Sadly, even at my school, I have seen and am upset with some teachers who do not give a rat's ass about the students they teach, and I wish that administrators and teachers got a lot more serious about evaluating teachers' behavior and teaching inside and outside the classroom. It upsets me a great deal to see how much time and effort I put into helping a student learn, both about a particular subject and about the world & life in general, in hopes that I can build trust with students and show them I care about their lives, only to have that trust destroyed by a teacher who makes rather damning comments to students demonstrating apathy to their profession. Yet while I have met and even work with a few teachers who behave this way in one way or another, I will not sit by and watch some stupid punk think that we teachers are a waste of space.

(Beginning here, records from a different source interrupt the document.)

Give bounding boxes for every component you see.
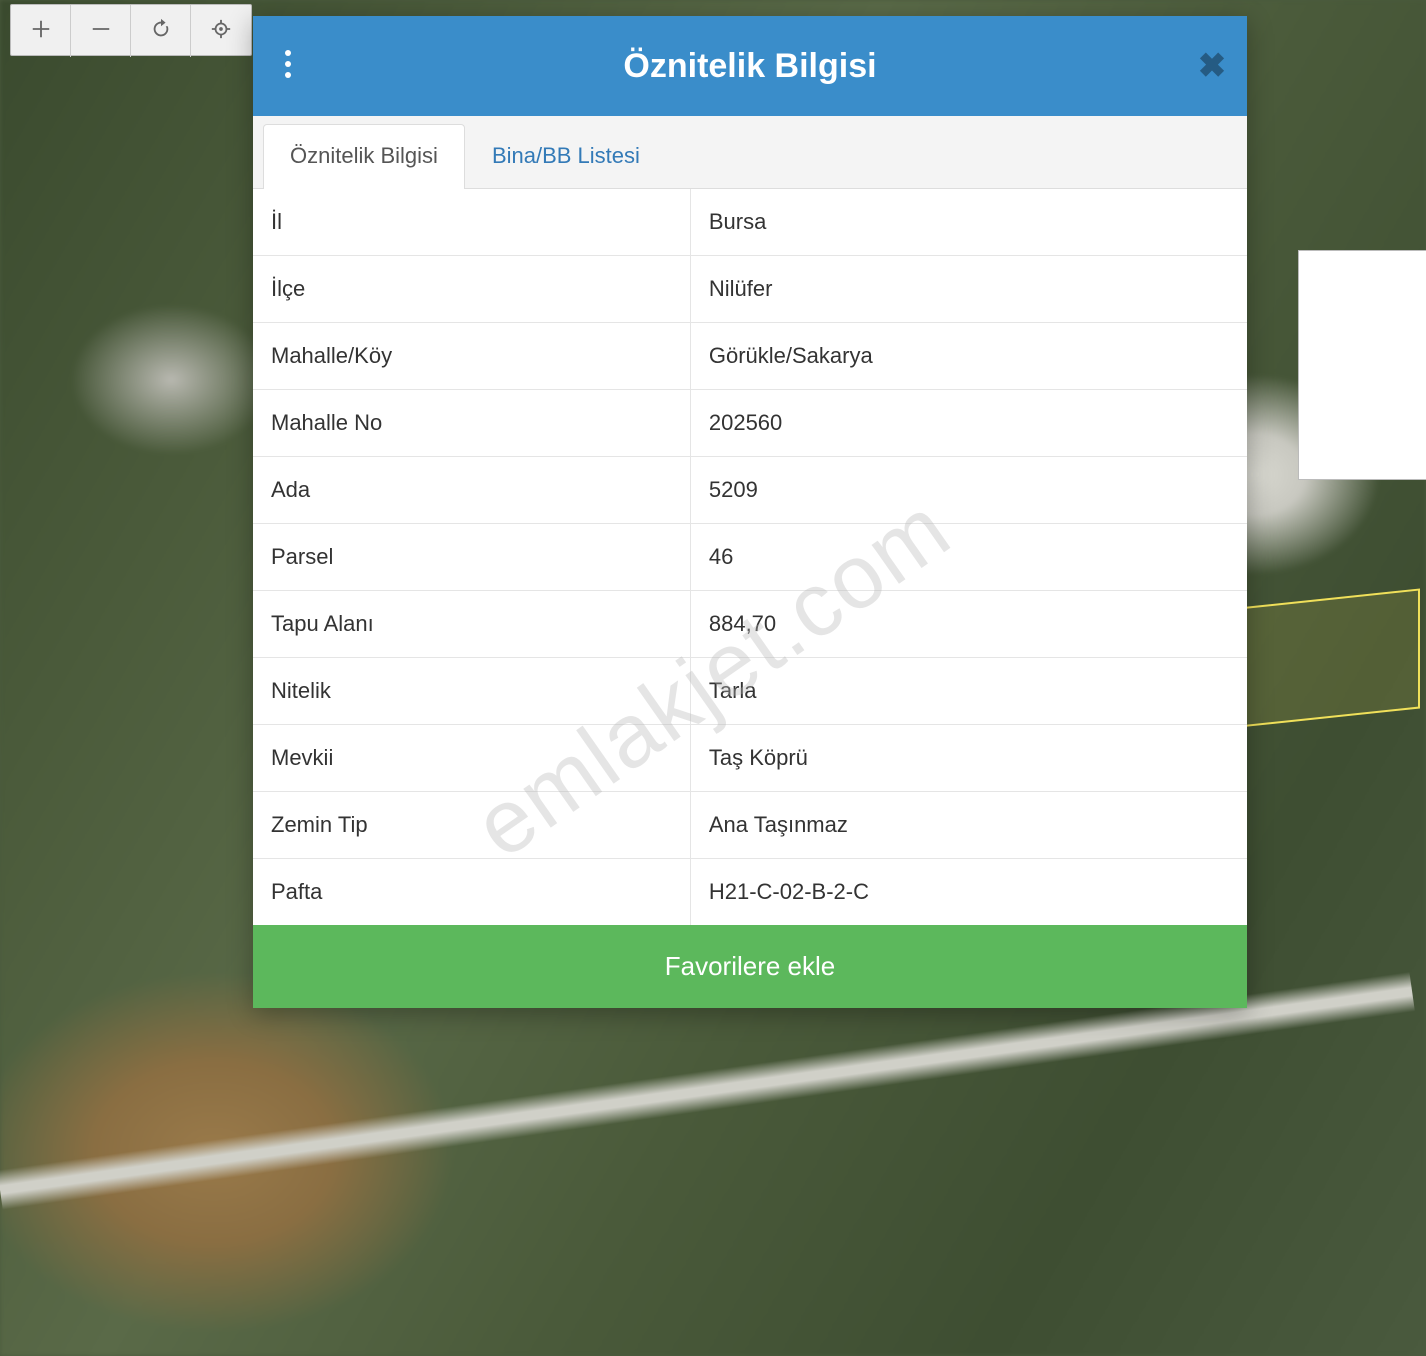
attr-value: 202560 [690, 390, 1247, 457]
attr-value: 5209 [690, 457, 1247, 524]
vertical-dots-icon [284, 49, 292, 84]
attr-key: Mahalle/Köy [253, 323, 690, 390]
modal-header: Öznitelik Bilgisi ✖ [253, 16, 1247, 116]
attr-value: Görükle/Sakarya [690, 323, 1247, 390]
table-row: Mahalle No 202560 [253, 390, 1247, 457]
attr-value: Nilüfer [690, 256, 1247, 323]
attr-value: Tarla [690, 658, 1247, 725]
attribute-table: İl Bursa İlçe Nilüfer Mahalle/Köy Görükl… [253, 189, 1247, 925]
table-row: Pafta H21-C-02-B-2-C [253, 859, 1247, 926]
attr-key: Zemin Tip [253, 792, 690, 859]
refresh-icon [150, 18, 172, 45]
plus-icon [30, 18, 52, 45]
crosshair-icon [210, 18, 232, 45]
attr-value: Taş Köprü [690, 725, 1247, 792]
zoom-out-button[interactable] [71, 5, 131, 57]
minus-icon [90, 18, 112, 45]
table-row: Zemin Tip Ana Taşınmaz [253, 792, 1247, 859]
attr-value: 884,70 [690, 591, 1247, 658]
attr-value: Ana Taşınmaz [690, 792, 1247, 859]
table-row: Tapu Alanı 884,70 [253, 591, 1247, 658]
attr-key: Ada [253, 457, 690, 524]
attr-key: Pafta [253, 859, 690, 926]
close-icon: ✖ [1198, 46, 1227, 86]
table-row: Ada 5209 [253, 457, 1247, 524]
modal-title: Öznitelik Bilgisi [323, 47, 1177, 86]
tab-label: Bina/BB Listesi [492, 143, 640, 168]
table-row: Parsel 46 [253, 524, 1247, 591]
attr-key: Parsel [253, 524, 690, 591]
attr-value: H21-C-02-B-2-C [690, 859, 1247, 926]
attr-key: Mahalle No [253, 390, 690, 457]
attr-key: İlçe [253, 256, 690, 323]
table-row: Mevkii Taş Köprü [253, 725, 1247, 792]
attr-key: Mevkii [253, 725, 690, 792]
side-panel-cropped [1298, 250, 1426, 480]
zoom-in-button[interactable] [11, 5, 71, 57]
refresh-button[interactable] [131, 5, 191, 57]
attr-key: Tapu Alanı [253, 591, 690, 658]
attr-key: Nitelik [253, 658, 690, 725]
tab-label: Öznitelik Bilgisi [290, 143, 438, 168]
tab-bina-bb-listesi[interactable]: Bina/BB Listesi [465, 124, 667, 189]
locate-button[interactable] [191, 5, 251, 57]
modal-tabs: Öznitelik Bilgisi Bina/BB Listesi [253, 116, 1247, 189]
map-toolbar [10, 4, 252, 56]
table-row: İlçe Nilüfer [253, 256, 1247, 323]
tab-attribute-info[interactable]: Öznitelik Bilgisi [263, 124, 465, 189]
modal-close-button[interactable]: ✖ [1177, 16, 1247, 116]
table-row: İl Bursa [253, 189, 1247, 256]
favorite-button-label: Favorilere ekle [665, 951, 836, 981]
attribute-info-modal: Öznitelik Bilgisi ✖ Öznitelik Bilgisi Bi… [253, 16, 1247, 1008]
attr-value: Bursa [690, 189, 1247, 256]
table-row: Nitelik Tarla [253, 658, 1247, 725]
attr-value: 46 [690, 524, 1247, 591]
modal-menu-button[interactable] [253, 16, 323, 116]
add-to-favorites-button[interactable]: Favorilere ekle [253, 925, 1247, 1008]
attr-key: İl [253, 189, 690, 256]
table-row: Mahalle/Köy Görükle/Sakarya [253, 323, 1247, 390]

There are so many students that depend on us teachers for social and academic support. We don't just sit and twiddle our thumbs when kids ask us questions. We understand our discipline. (I, as well as the vast majority of teachers, majored in their discipline in college; if you want to discredit our education, you may as discredit your own, assuming you graduated from college, at least.) Most of us have a great passion for it, as well as for helping other students learn to love it as well. And if you wanted us to actually demonstrate that in a job, I certainly could do so. But I would find great boredom in, say, being an actuary, doing nothing but number-crunching for 8 hours straight. And I've tried tech support before, but to be quite honest, I don't like living an OfficeSpace-kinda life. I actually enjoy being around other people and talking with them, teaching them, interacting with them, and even watching them grow and being a part of it!
And it's teachers like me who help make the students who become a part of your work force. They're not just born smart, stupid.
Dog trainers towards conformity... (Score:2, Interesting)
Re:It was good they were jerks. (Score:2, Interesting)
You would notice that youth crimes and imprisonments have gone down, way down in the last decade or so. What does that mean? It means you old farts were considerably worse than kids today, it's just that news coverage has changed to hype up "problem with kids today".
It would be nice (Score:3, Interesting)
Re:Dumb criminals, not bad youtube (Score:5, Interesting)
Uhhh, why? This incident makes the perpetrator look like a fool. Why does having a vandal break a window make the victim look foolish?
It makes the student into kind of a "hero" who stood up to a bully. And so, like most bullies, this teacher is lashing out in an unintelligent manner.